I realize that I'm in the same clothing that I was yesterday. Underwear, a sports bra, and a black shirt.

"Lin is at the theater, talking to Tommy about an upcoming performance." She says.

"You think he would mind if I take a shower?"

"You have to leave the door open. Not the curtain but the door. He put some clothes in the bathroom. I'll be in here, reading." I get up an go into the bathroom. I hate having the door open but it's what I get for my impulsive actions. I wash myself, dry, and change before opening the curtain.

"You out?" Asks Carleigh from the other room.

"Yeah." She puts down a magazine while I clean up.

"So your birthday is next week?"

"Yeah, Tuesday."

"Are you excited?"

"I don't know. Does it seem like I really care about turning twenty?" I ask with a laugh. I get pity in return for my joke. "It was a joke. I'm impulsive." I walk out and sit down on the bed, facing her. "I don't want to kill myself, but last night I was in a bad place, and I acted upon my thoughts before I organized them. I'm not suicidal."
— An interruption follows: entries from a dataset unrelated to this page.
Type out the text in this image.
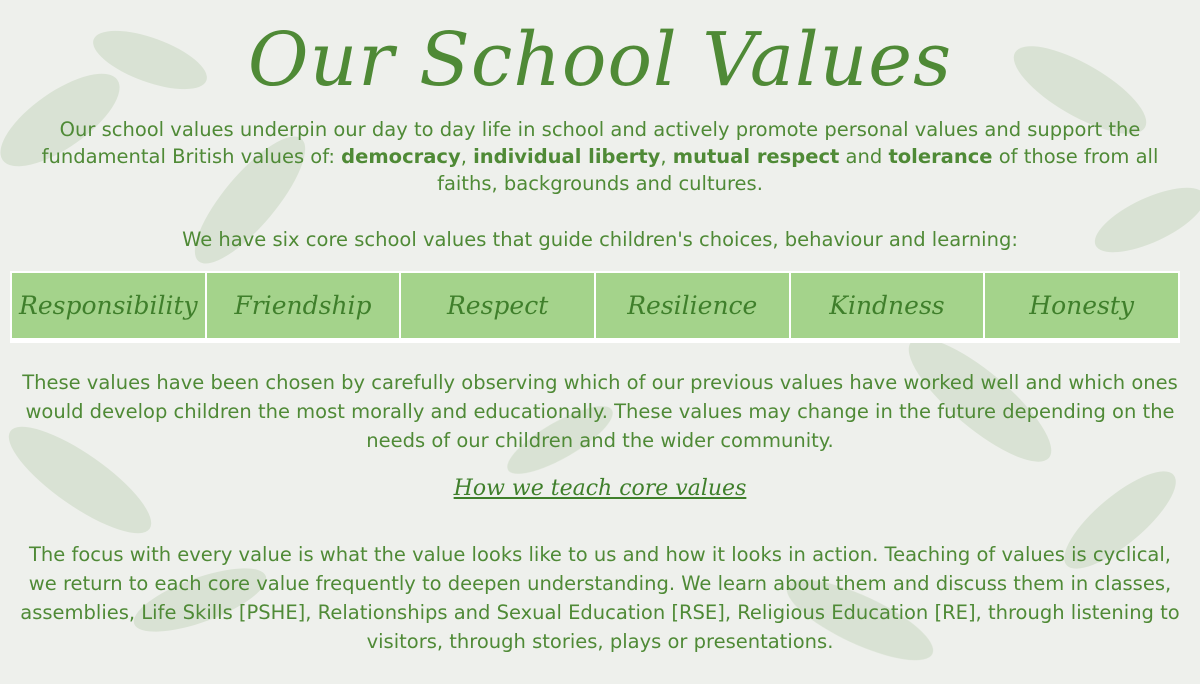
Our School Values
Our school values underpin our day to day life in school and actively promote personal values and support the fundamental British values of: democracy, individual liberty, mutual respect and tolerance of those from all faiths, backgrounds and cultures.
We have six core school values that guide children's choices, behaviour and learning:
Responsibility	Friendship	Respect	Resilience	Kindness	Honesty
These values have been chosen by carefully observing which of our previous values have worked well and which ones would develop children the most morally and educationally. These values may change in the future depending on the needs of our children and the wider community.
How we teach core values
The focus with every value is what the value looks like to us and how it looks in action. Teaching of values is cyclical, we return to each core value frequently to deepen understanding. We learn about them and discuss them in classes, assemblies, Life Skills [PSHE], Relationships and Sexual Education [RSE], Religious Education [RE], through listening to visitors, through stories, plays or presentations.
"Oh, you say that but look at what you've done to yourself. Your legs and wrists. I see how you look at yourself and I hate it." I look down at the shorts I was given. My cuts can be seen. I don't know exactly how I should respond.

"Carleigh, people can cut or hate themselves and not be suicidal."
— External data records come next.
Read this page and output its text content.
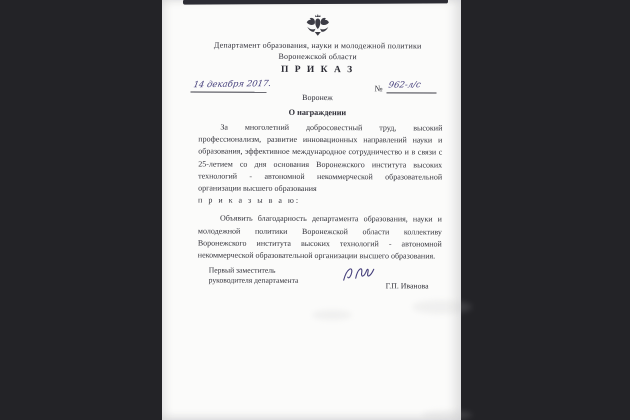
Департамент образования, науки и молодежной политики
Воронежской области
П Р И К А З
14 декабря 2017.	№ 962-л/с
Воронеж
О награждении
За многолетний добросовестный труд, высокий профессионализм, развитие инновационных направлений науки и образования, эффективное международное сотрудничество и в связи с 25-летием со дня основания Воронежского института высоких технологий - автономной некоммерческой образовательной организации высшего образования
п р и к а з ы в а ю:
Объявить благодарность департамента образования, науки и молодежной политики Воронежской области коллективу Воронежского института высоких технологий - автономной некоммерческой образовательной организации высшего образования.
Первый заместитель
руководителя департамента
Г.П. Иванова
"So you do hate yourself."

"Again. Before I organized my thoughts."

"And what if you always organize them but who you really are is the first ones that come to mind." There's a knock on the door and then it opens. Tommy and Lin are there. Tommy comes over to me and gives me a hug. My hair might get him a little wet but he seems okay with it. We separate but he stays sitting next to me, both his hands holding mine, maybe because I'm actually alive or something. It's not awkward or creepy. Its comfort.

"I don't know where to go from this. Kelsey, you're a kid. You're in the real world and I hate that."

"I'm twenty."

"Most twenty year olds live with their parents or in a dorm and they think they are grown up but they're actually just kids who don't know how to do anything in the real world. Or at least have their parents backing them. You don't and you're in the real world."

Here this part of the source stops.